Wat is de netwerklaag?

De netwerklaag verwijst naar laag 3 van de zevenlaags Open Systems Interconnection (OSI) -model voor netwerkarchitectuur.Algoritmen en protocollen in de netwerklaag zijn verantwoordelijk voor het identificeren van het optimale pad naar route en leveren betrouwbaar datapakketten van hun bronsetwerken naar hun bestemmingsnetwerken.Als onderdeel van het OSI -conceptuele raamwerk reageert de netwerklaag op serviceverzoeken van Layer 4, de transportlaag en vraagt serviceverzoeken naar Layer 2, de datalinklaag.In de praktijk bestaat het uit apparatuur, primaire routers en mechanismen zoals het Internet Protocol (IP), dat nodig is om digitaal gecodeerde signalen van bronhosts te verzenden van digitale netwerken MDASH;zoals internet mdash;naar bestemmingshosts.Belangrijkste functies van de netwerklaag omvatten adressering, congestiebestrijding, foutafhandeling, internetbewerking en pakket sequencing, routing en doorsturen.

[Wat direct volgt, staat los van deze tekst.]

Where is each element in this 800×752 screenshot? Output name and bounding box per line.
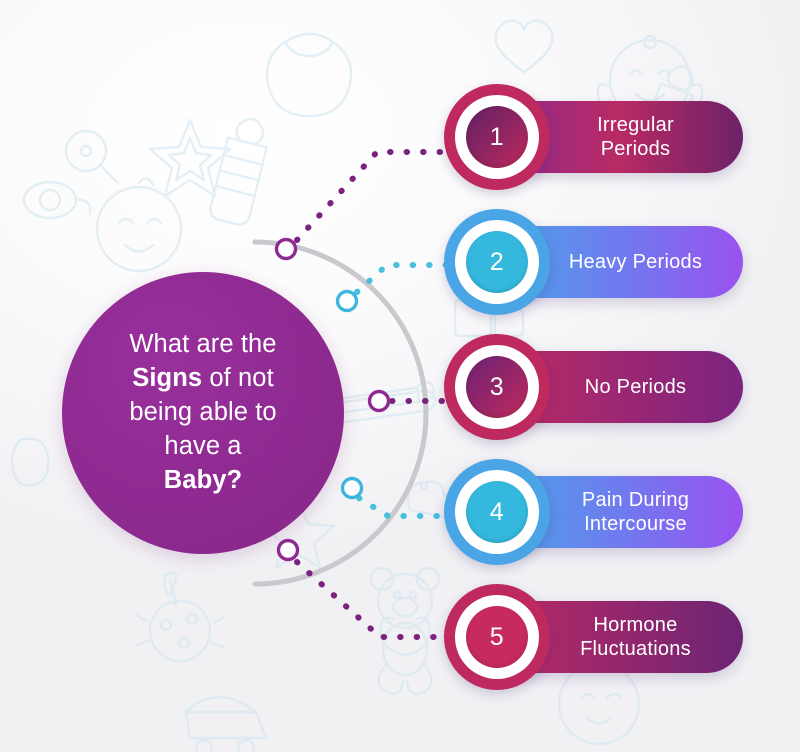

Adressering en routing om te zorgen dat een vereist niveau van kwaliteit van services (QoS) de belangrijkste functies van de netwerklaag zijn.Er wonen er zijn IP- en routeringsalgoritmen, protocollen en het adresresolutieprotocol (ARP).Gegevens worden getransporteerd over digitale netwerken via routers en schakelaars die protocollen gebruiken om deze in te kappen in een pakket en algoritmen die het beste transmissiepad identificeren.Dit staat bekend als pakketwisseling.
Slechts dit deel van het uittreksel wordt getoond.